On paper, such thinking fits neatly within the geopolitical chessboard. Kurdish militias possess local knowledge, hardened fighters, and an existing history of insurgency against Tehran. In strategists’ minds, they represent a potential internal pressure point against Ali Khamenei’s government.
But for the Kurds themselves, the calculation is not theoretical—it is existential.
A History of Encouraged Revolts
For decades, Kurdish movements have been courted by external powers whenever regional conflict intensifies. During the Cold War, Kurdish uprisings were intermittently supported, only to be abandoned when larger diplomatic deals were struck. One of the most infamous examples occurred in 1975, when Kurdish forces in Iraq—encouraged by the United States and Iran to rebel against Baghdad—were abruptly cut off after the signing of the Algiers Agreement (1975). Within days, the revolt collapsed, and tens of thousands of Kurds fled.
A similar dynamic has repeated itself many times since. Kurdish fighters were critical partners of the United States in the war against the Islamic State. Yet when geopolitical priorities shifted, support proved conditional and fragile. The lesson learned in Kurdish political circles is stark: alliances with major powers are often tactical, temporary, and ultimately expendable.
The Strategic Temptation
From a strategic perspective, the logic behind courting Kurdish insurgency against Iran is clear. Iran contains several Kurdish regions, particularly in its northwest along the Iraqi border. Kurdish militant groups already exist there, including factions opposed to Tehran’s central authority.
If a regional war intensified, encouraging Kurdish uprisings inside Iran could theoretically stretch Iranian security forces, forcing them to fight on multiple fronts. This concept—destabilizing an adversary through internal ethnic or regional pressure has been a familiar tactic in modern geopolitical competition.
But the gap between strategic imagination and political reality is enormous.
Iran has historically responded to Kurdish insurgencies with overwhelming force. Any uprising lacking sustained external backing would likely face swift suppression by Iranian security services, including the Islamic Revolutionary Guard Corps. Unlike in Iraq or Syria, where fragmented state authority created space for Kurdish autonomy, Iran’s central government has proven far more resilient in maintaining territorial control.
In other words, the Kurds could be invited to open a front in a war whose outcome they cannot control.
The Pattern of Abandonment
The fear expressed by many observers—and by Kurds themselves—is that the scenario could follow a familiar script:
First, Kurdish factions are encouraged to believe that geopolitical winds are shifting in their favor.

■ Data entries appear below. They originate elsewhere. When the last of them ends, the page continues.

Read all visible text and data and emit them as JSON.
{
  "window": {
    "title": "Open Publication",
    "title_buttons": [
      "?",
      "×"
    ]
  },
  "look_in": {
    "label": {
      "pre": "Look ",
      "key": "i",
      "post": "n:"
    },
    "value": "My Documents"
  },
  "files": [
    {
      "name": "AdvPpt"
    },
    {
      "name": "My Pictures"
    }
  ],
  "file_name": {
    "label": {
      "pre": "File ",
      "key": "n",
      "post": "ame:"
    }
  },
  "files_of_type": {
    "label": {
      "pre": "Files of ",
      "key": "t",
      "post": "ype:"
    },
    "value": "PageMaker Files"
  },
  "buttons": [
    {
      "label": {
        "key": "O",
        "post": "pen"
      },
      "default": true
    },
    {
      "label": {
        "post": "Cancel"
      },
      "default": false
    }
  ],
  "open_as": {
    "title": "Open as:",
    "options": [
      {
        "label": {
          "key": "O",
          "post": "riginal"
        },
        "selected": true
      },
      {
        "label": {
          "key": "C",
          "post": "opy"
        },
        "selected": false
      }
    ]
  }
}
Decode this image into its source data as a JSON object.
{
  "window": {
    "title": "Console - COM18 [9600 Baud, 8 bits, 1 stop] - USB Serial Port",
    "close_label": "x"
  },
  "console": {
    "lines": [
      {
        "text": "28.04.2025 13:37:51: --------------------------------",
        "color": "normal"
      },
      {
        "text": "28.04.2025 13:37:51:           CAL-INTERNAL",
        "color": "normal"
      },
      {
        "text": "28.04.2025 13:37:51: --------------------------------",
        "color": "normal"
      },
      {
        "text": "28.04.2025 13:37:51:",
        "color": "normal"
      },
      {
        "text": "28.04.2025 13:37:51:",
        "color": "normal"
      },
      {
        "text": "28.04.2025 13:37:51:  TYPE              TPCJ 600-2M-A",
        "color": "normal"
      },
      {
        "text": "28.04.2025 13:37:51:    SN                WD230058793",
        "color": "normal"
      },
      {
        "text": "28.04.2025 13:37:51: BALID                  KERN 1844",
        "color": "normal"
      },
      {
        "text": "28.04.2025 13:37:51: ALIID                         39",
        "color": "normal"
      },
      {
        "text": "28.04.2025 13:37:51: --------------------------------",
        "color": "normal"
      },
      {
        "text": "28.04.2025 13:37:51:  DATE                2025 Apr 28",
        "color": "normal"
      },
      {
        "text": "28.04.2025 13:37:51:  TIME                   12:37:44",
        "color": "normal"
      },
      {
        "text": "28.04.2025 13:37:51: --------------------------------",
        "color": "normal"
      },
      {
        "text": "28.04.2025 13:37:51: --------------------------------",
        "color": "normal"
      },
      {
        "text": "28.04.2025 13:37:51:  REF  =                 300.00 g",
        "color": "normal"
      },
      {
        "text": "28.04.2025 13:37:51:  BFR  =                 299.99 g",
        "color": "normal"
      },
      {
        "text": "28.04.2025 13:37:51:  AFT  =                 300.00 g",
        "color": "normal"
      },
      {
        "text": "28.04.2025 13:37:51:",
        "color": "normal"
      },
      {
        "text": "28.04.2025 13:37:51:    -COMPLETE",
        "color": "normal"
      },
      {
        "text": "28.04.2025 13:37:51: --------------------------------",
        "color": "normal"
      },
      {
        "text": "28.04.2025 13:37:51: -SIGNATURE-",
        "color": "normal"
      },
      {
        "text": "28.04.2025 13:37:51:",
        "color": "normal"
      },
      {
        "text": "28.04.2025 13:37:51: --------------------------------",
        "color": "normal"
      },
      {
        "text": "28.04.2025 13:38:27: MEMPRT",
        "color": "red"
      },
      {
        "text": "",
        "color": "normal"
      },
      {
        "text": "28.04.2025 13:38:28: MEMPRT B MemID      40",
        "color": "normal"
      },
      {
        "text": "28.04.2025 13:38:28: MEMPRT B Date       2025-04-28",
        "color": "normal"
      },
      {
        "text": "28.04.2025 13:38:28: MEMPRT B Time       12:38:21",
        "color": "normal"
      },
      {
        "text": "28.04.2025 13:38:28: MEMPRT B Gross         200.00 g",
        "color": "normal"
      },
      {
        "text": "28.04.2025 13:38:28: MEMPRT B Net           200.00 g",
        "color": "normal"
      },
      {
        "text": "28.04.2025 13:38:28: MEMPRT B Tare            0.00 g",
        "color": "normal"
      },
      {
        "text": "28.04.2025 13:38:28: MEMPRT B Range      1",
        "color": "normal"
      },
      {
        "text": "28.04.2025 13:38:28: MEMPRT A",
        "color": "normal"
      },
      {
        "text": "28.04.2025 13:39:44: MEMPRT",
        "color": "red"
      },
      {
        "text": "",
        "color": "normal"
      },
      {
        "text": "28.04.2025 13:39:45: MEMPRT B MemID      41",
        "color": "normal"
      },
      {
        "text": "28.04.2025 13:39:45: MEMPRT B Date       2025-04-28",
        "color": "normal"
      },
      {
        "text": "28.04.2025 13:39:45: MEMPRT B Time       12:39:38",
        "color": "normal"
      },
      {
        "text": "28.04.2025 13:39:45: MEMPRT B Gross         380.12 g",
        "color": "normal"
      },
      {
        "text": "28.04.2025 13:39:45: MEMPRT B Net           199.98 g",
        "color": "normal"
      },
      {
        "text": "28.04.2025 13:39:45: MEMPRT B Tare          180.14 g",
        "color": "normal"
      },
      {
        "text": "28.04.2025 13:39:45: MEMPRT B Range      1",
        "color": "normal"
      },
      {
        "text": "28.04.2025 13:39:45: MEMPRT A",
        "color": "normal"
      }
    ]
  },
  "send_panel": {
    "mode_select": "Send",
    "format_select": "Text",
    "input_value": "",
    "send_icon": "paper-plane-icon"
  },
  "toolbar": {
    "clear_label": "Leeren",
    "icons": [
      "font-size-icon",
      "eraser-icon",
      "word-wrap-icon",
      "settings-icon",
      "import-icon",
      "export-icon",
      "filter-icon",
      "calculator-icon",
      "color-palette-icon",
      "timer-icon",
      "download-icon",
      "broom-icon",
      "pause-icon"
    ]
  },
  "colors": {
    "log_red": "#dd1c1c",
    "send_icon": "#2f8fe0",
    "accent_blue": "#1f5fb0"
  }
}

Second, they mobilize fighters and political networks to challenge the central government.
Third, the larger powers that encouraged the uprising recalibrate their priorities once the costs escalate.
When the dust settles, the Kurdish fighters remain on the battlefield alone.
This is why many Kurdish leaders have historically approached external encouragement with caution. The Kurdish political landscape is fragmented, but the collective memory of betrayal runs deep—from Iraq in the 1970s to Syria in more recent conflicts.
A Dangerous Illusion
There is also another uncomfortable truth behind the strategy. Outside powers often assume that Kurdish groups will automatically align with any initiative directed against a common adversary. But Kurdish movements are not monolithic. They are divided by ideology, geography, and competing political visions.
Some factions seek autonomy within existing states; others pursue independence. Some maintain relations with Western governments; others are wary of foreign manipulation. Assuming that Kurdish groups can be easily mobilized as a unified insurgent force risks misunderstanding the complexity of Kurdish politics.
More importantly, it risks misjudging the cost Kurds themselves would bear if the gamble fails.
The Human Cost
For Kurdish communities living in Iran, any insurgency would not be an abstract geopolitical maneuver—it would be a matter of survival. Iranian Kurdish regions have already experienced cycles of repression, insurgency, and retaliation over the decades.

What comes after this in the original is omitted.